The Prime Features of a Home Loan Bank transfer

  • Hassle free transfer of the outstanding home loan amount from one bank to another
  • The home loan borrower has to pay a fee to the new lender, and it is usually up to 1% of the loan transferred
  • The transfer of the home loan can be availed only after a given period, the details of which are mentioned in the original loan document
  • After the transfer, the loan borrower owes the new bank or lender the principal loan amount that was transferred plus the charges applicable

The Common Scenarios for a home loan transfer

Apart from the reduction in interest rates, there are other reasons why a borrower would want to change his lender.

  • If the current lender does not agree to negotiations on some of the terms and conditions
  • If the lender is not open to a loan top-up
  • If the borrower is not happy with the services of the current bank

Fee calculation

Loan transfers are beneficial if the borrower is in the early stages of the home loan. For a transfer, the banks charge anywhere from 0.5% to 1% as the processing fee. Sometimes the fee is a flat amount of Rs. 5,000 to Rs. 10,000.

To calculate the efficiency of a bank transfer, reduce 100 basis points if the tenure left for the loan is less than five years. Likewise, a reduction of 75 basis points should be carried out if the tenure of the loan is five to ten years and 25 to 50 basis points for 15 to 20 years.

The Process

A letter should be submitted to the existing lender asking for a loan transfer. The bank will issue an NOC or a consent letter and a statement of the outstanding amount. Once these documents are provided to the new lender, the loan will get sanctioned, and the account closure with the old bank will be initiated.

Once the transaction is complete, the new lender will get hold of the property documents, and the post-dated cheques will be cancelled.

The prepayment penalty (2 to 5% of the outstanding loan amount) that was charged by the existing lender is now waived by some banks. This can be negotiated if the bank charges the same.

Points to consider before a loan transfer

  1. Reduced EMI and a longer tenure need not necessarily mean you will be paying a lesser amount. Carefully calculate the total outflow and compare the rates of both the bank before making the decision.
  2. Apart from the processing fee, the borrower will also have to pay valuation fee, stamp duty, legal charges and technical fees as well as other combined charges. Compare these costs and analyse if the reduced interest rate makes a difference.

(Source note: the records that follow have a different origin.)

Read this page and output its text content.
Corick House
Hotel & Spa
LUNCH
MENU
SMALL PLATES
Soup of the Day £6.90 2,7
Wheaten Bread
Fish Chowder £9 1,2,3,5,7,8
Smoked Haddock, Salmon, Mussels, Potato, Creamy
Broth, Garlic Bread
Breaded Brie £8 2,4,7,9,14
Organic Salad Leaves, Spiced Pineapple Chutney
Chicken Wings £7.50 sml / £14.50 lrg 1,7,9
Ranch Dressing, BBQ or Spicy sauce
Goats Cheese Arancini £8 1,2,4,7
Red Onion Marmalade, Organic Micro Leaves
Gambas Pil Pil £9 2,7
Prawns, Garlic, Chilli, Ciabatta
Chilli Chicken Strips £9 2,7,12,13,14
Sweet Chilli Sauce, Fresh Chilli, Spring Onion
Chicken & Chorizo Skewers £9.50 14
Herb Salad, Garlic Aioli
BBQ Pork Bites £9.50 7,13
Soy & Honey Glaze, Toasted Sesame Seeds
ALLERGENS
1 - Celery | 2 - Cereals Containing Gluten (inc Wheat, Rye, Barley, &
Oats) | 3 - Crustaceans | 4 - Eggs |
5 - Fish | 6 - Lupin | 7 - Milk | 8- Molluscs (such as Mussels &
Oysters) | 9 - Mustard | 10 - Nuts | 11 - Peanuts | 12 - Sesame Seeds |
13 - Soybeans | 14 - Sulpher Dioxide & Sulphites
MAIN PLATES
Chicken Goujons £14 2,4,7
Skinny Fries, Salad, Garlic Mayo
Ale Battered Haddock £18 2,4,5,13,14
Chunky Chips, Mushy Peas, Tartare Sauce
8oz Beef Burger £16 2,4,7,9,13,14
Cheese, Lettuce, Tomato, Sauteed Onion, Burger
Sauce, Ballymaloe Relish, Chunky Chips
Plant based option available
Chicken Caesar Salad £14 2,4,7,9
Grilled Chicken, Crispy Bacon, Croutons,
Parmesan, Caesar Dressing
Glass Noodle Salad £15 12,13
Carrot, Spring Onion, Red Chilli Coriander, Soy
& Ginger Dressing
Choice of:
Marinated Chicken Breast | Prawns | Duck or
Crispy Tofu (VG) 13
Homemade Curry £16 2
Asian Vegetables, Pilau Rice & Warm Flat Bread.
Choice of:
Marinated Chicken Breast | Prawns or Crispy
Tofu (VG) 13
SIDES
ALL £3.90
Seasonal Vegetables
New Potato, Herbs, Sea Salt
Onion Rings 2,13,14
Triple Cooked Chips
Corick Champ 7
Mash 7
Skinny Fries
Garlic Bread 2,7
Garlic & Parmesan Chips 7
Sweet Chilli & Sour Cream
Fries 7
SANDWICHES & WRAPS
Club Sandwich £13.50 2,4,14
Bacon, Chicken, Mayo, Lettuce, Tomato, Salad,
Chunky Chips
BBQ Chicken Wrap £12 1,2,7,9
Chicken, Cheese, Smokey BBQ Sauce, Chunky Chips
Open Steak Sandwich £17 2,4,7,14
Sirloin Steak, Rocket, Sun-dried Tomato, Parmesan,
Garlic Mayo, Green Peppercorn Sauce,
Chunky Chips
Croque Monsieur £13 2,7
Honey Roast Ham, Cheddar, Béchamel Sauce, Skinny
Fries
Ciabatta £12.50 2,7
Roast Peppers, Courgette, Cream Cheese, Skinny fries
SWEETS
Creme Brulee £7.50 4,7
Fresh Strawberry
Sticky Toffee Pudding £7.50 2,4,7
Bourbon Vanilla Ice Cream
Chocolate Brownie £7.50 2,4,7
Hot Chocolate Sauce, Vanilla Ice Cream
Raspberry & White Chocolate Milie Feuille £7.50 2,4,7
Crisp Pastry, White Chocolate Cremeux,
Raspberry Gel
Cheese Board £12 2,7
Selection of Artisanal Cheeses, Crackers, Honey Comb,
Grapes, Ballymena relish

iii.    The terms and conditions that dictate the loan of both the banks should be investigated. Examine the pros and cons of the terms and conditions before arriving at a decision. Some banks may require the borrower to open a savings account. Such subtle conditions must be analysed

  1. A transfer can be avoided if the interest rate is only marginally better.

Most of the banks in India offer the facility to transfer the existing home loan to another bank. A home loan transfer can help you plan your finances better.

LSI Keywords:

Home loan transfer, the interest rate on loan, transfer of the outstanding home loan, reduction in interest rates, processing fee, prepayment penalty, valuation fee, stamp duty, legal charges, a total outflow of cash, terms and conditions, pros and cons of the terms and conditions.